Más abajo la neblina no estaba tan cerrada. Se disponían a
atravesar las laderas del glaciar cuando Peter se detuvo y pidió un minuto de
descanso. A Carlos le pareció extraño porque no habían hecho ningún gran
esfuerzo. Se detuvieron manteniendo la cuerda tensa porque caminaban en
territorio de grietas y sería muy peligroso juntarse en un solo punto. Podrían
estar sobre un puente de nieve que colapsaría con el peso de todos. Peter se
sacó la mochila, la puso en la nieve y en vez de sentarse en ella cayó de
bruces. El guía apenas vio la silueta desplomarse no comprendió lo que estaba
sucediendo. Muchas veces él había sentido el mareo que produce el fenómeno
producido por white-out, cuando cielo
y tierra son blancos y no se puede ver la diferencia entre ellos; entonces el
oído medio y la vista no coinciden con la información que mandan al cerebro y
se pierde el equilibrio momentáneamente. Sin embargo, Peter no reaccionaba.

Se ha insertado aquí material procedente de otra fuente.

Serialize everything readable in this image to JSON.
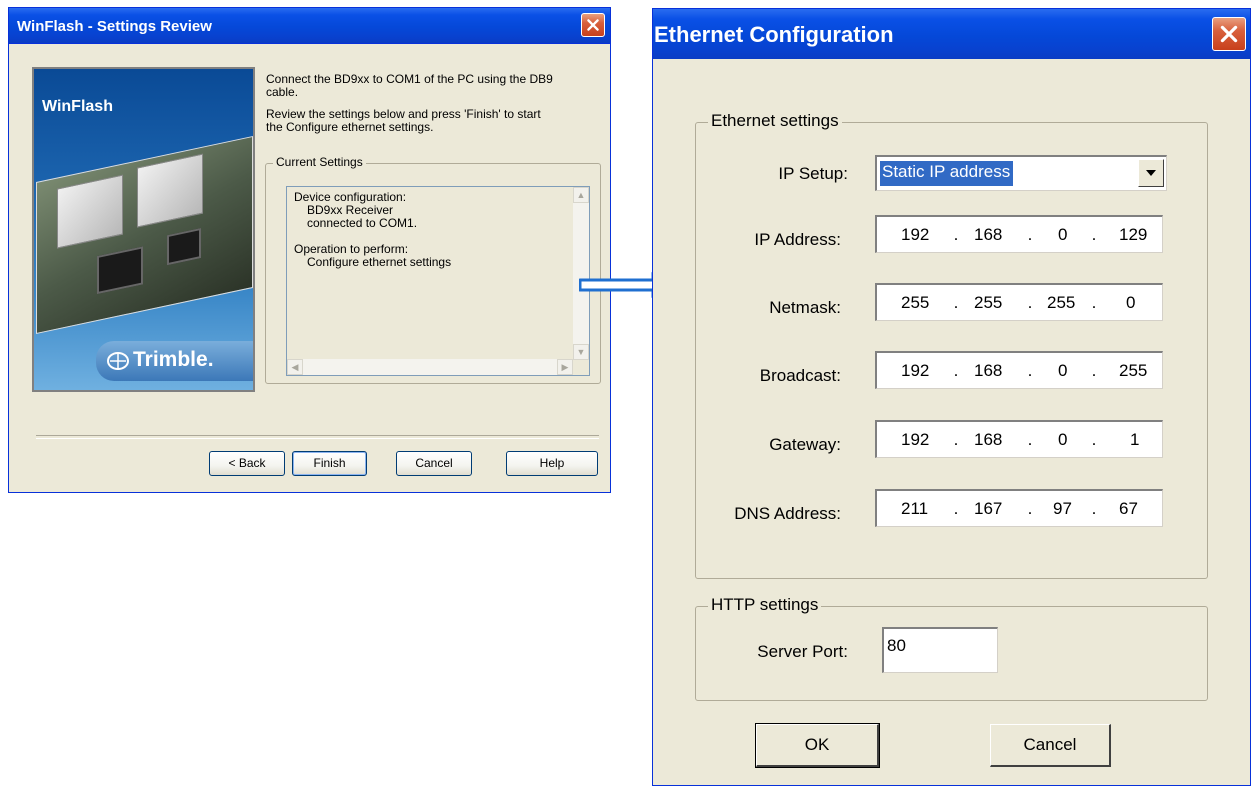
{
  "left_window": {
    "title": "WinFlash - Settings Review",
    "logo_text": "WinFlash",
    "brand_text": "Trimble.",
    "instructions": [
      "Connect the BD9xx to COM1 of the PC using the DB9",
      "cable.",
      "Review the settings below and press 'Finish' to start",
      "the Configure ethernet settings."
    ],
    "group_label": "Current Settings",
    "settings_lines": [
      "Device configuration:",
      "BD9xx Receiver",
      "connected to COM1.",
      "Operation to perform:",
      "Configure ethernet settings"
    ],
    "buttons": {
      "back": "< Back",
      "finish": "Finish",
      "cancel": "Cancel",
      "help": "Help"
    }
  },
  "right_window": {
    "title": "Ethernet Configuration",
    "ethernet_group": "Ethernet settings",
    "ip_setup": {
      "label": "IP Setup:",
      "value": "Static IP address"
    },
    "fields": [
      {
        "label": "IP Address:",
        "octets": [
          "192",
          "168",
          "0",
          "129"
        ]
      },
      {
        "label": "Netmask:",
        "octets": [
          "255",
          "255",
          "255",
          "0"
        ]
      },
      {
        "label": "Broadcast:",
        "octets": [
          "192",
          "168",
          "0",
          "255"
        ]
      },
      {
        "label": "Gateway:",
        "octets": [
          "192",
          "168",
          "0",
          "1"
        ]
      },
      {
        "label": "DNS Address:",
        "octets": [
          "211",
          "167",
          "97",
          "67"
        ]
      }
    ],
    "http_group": "HTTP settings",
    "server_port": {
      "label": "Server Port:",
      "value": "80"
    },
    "buttons": {
      "ok": "OK",
      "cancel": "Cancel"
    }
  },
  "icons": {
    "close": "close-icon",
    "arrow": "right-arrow-icon",
    "dropdown": "chevron-down-icon"
  },
  "colors": {
    "titlebar": "#0a50e6",
    "close": "#d8603c",
    "window_bg": "#ece9d8",
    "selection": "#316ac5",
    "arrow": "#1f6fd0"
  }
}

Seguía echado de cara en la nieve. Carlos lo llamó a tiempo que tiraba de la
cuerda. Ninguna respuesta ni reacción. Entonces a pesar del peligro de las
grietas corrió hasta él y le dio media vuelta. Estaba inconsciente. Todos se
acercaron y uno de ellos comentó que ya había tenido un episodio cardiaco unos
años atrás. Inmediatamente empezaron con la reanimación cardiopulmonar mientras
Carlos se comunicaba por radio con el rescate.

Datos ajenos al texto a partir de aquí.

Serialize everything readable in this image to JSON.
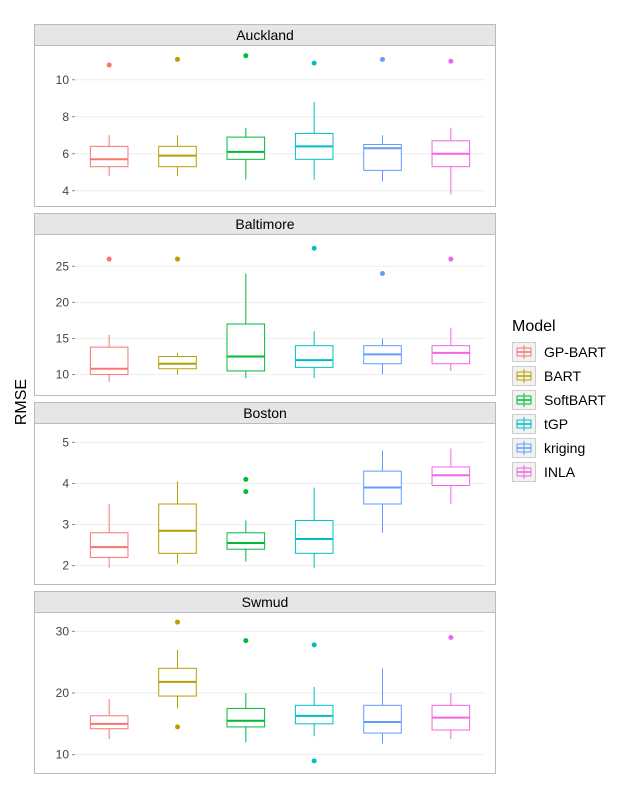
{
  "ylabel": "RMSE",
  "legend": {
    "title": "Model",
    "items": [
      {
        "name": "GP-BART",
        "color": "#F8766D"
      },
      {
        "name": "BART",
        "color": "#B79F00"
      },
      {
        "name": "SoftBART",
        "color": "#00BA38"
      },
      {
        "name": "tGP",
        "color": "#00BFC4"
      },
      {
        "name": "kriging",
        "color": "#619CFF"
      },
      {
        "name": "INLA",
        "color": "#F564E3"
      }
    ]
  },
  "facets": [
    "Auckland",
    "Baltimore",
    "Boston",
    "Swmud"
  ],
  "chart_data": [
    {
      "facet": "Auckland",
      "ylim": [
        3.5,
        11.5
      ],
      "ticks": [
        4,
        6,
        8,
        10
      ],
      "series": [
        {
          "name": "GP-BART",
          "ymin": 4.8,
          "q1": 5.3,
          "median": 5.7,
          "q3": 6.4,
          "ymax": 7.0,
          "outliers": [
            10.8
          ]
        },
        {
          "name": "BART",
          "ymin": 4.8,
          "q1": 5.3,
          "median": 5.9,
          "q3": 6.4,
          "ymax": 7.0,
          "outliers": [
            11.1
          ]
        },
        {
          "name": "SoftBART",
          "ymin": 4.6,
          "q1": 5.7,
          "median": 6.1,
          "q3": 6.9,
          "ymax": 7.4,
          "outliers": [
            11.3
          ]
        },
        {
          "name": "tGP",
          "ymin": 4.6,
          "q1": 5.7,
          "median": 6.4,
          "q3": 7.1,
          "ymax": 8.8,
          "outliers": [
            10.9
          ]
        },
        {
          "name": "kriging",
          "ymin": 4.5,
          "q1": 5.1,
          "median": 6.3,
          "q3": 6.5,
          "ymax": 7.0,
          "outliers": [
            11.1
          ]
        },
        {
          "name": "INLA",
          "ymin": 3.8,
          "q1": 5.3,
          "median": 6.0,
          "q3": 6.7,
          "ymax": 7.4,
          "outliers": [
            11.0
          ]
        }
      ]
    },
    {
      "facet": "Baltimore",
      "ylim": [
        8,
        28.5
      ],
      "ticks": [
        10,
        15,
        20,
        25
      ],
      "series": [
        {
          "name": "GP-BART",
          "ymin": 9.0,
          "q1": 10.0,
          "median": 10.8,
          "q3": 13.8,
          "ymax": 15.5,
          "outliers": [
            26.0
          ]
        },
        {
          "name": "BART",
          "ymin": 10.0,
          "q1": 10.8,
          "median": 11.5,
          "q3": 12.5,
          "ymax": 13.0,
          "outliers": [
            26.0
          ]
        },
        {
          "name": "SoftBART",
          "ymin": 9.5,
          "q1": 10.5,
          "median": 12.5,
          "q3": 17.0,
          "ymax": 24.0,
          "outliers": []
        },
        {
          "name": "tGP",
          "ymin": 9.5,
          "q1": 11.0,
          "median": 12.0,
          "q3": 14.0,
          "ymax": 16.0,
          "outliers": [
            27.5
          ]
        },
        {
          "name": "kriging",
          "ymin": 10.0,
          "q1": 11.5,
          "median": 12.8,
          "q3": 14.0,
          "ymax": 15.0,
          "outliers": [
            24.0
          ]
        },
        {
          "name": "INLA",
          "ymin": 10.5,
          "q1": 11.5,
          "median": 13.0,
          "q3": 14.0,
          "ymax": 16.5,
          "outliers": [
            26.0
          ]
        }
      ]
    },
    {
      "facet": "Boston",
      "ylim": [
        1.7,
        5.3
      ],
      "ticks": [
        2,
        3,
        4,
        5
      ],
      "series": [
        {
          "name": "GP-BART",
          "ymin": 1.95,
          "q1": 2.2,
          "median": 2.45,
          "q3": 2.8,
          "ymax": 3.5,
          "outliers": []
        },
        {
          "name": "BART",
          "ymin": 2.05,
          "q1": 2.3,
          "median": 2.85,
          "q3": 3.5,
          "ymax": 4.05,
          "outliers": []
        },
        {
          "name": "SoftBART",
          "ymin": 2.1,
          "q1": 2.4,
          "median": 2.55,
          "q3": 2.8,
          "ymax": 3.1,
          "outliers": [
            3.8,
            4.1
          ]
        },
        {
          "name": "tGP",
          "ymin": 1.95,
          "q1": 2.3,
          "median": 2.65,
          "q3": 3.1,
          "ymax": 3.9,
          "outliers": []
        },
        {
          "name": "kriging",
          "ymin": 2.8,
          "q1": 3.5,
          "median": 3.9,
          "q3": 4.3,
          "ymax": 4.8,
          "outliers": []
        },
        {
          "name": "INLA",
          "ymin": 3.5,
          "q1": 3.95,
          "median": 4.2,
          "q3": 4.4,
          "ymax": 4.85,
          "outliers": []
        }
      ]
    },
    {
      "facet": "Swmud",
      "ylim": [
        8,
        32
      ],
      "ticks": [
        10,
        20,
        30
      ],
      "series": [
        {
          "name": "GP-BART",
          "ymin": 12.5,
          "q1": 14.2,
          "median": 15.0,
          "q3": 16.3,
          "ymax": 19.0,
          "outliers": []
        },
        {
          "name": "BART",
          "ymin": 17.5,
          "q1": 19.5,
          "median": 21.8,
          "q3": 24.0,
          "ymax": 27.0,
          "outliers": [
            14.5,
            31.5
          ]
        },
        {
          "name": "SoftBART",
          "ymin": 12.0,
          "q1": 14.5,
          "median": 15.5,
          "q3": 17.5,
          "ymax": 20.0,
          "outliers": [
            28.5
          ]
        },
        {
          "name": "tGP",
          "ymin": 13.0,
          "q1": 15.0,
          "median": 16.3,
          "q3": 18.0,
          "ymax": 21.0,
          "outliers": [
            9.0,
            27.8
          ]
        },
        {
          "name": "kriging",
          "ymin": 11.8,
          "q1": 13.5,
          "median": 15.3,
          "q3": 18.0,
          "ymax": 24.0,
          "outliers": []
        },
        {
          "name": "INLA",
          "ymin": 12.5,
          "q1": 14.0,
          "median": 16.0,
          "q3": 18.0,
          "ymax": 20.0,
          "outliers": [
            29.0
          ]
        }
      ]
    }
  ]
}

El clima se deterioró y empezó a nevar. Por la radio les dijeron
que la torre de control no les había autorizado despegar el helicóptero del
socorro debido a la tormenta y la poca visibilidad. No tenía sentido mandar un
equipo a pie porque les llevaría al menos dos días y la tormenta estaba ya
encima. Tenían que improvisar el rescate ellos solos.
Pasaron incontables minutos de masaje cardiaco y respiración boca
a boca. Peter no daba señales de reaccionar. No tenía pulso y el cuerpo
empezaba a enfriarse. La tormenta se hizo más intensa con el viento y una
copiosa nevada. Carlos tomó una decisión difícil; la de abandonar a Peter y
salvar la vida de todos. Uno de los amigos protestó.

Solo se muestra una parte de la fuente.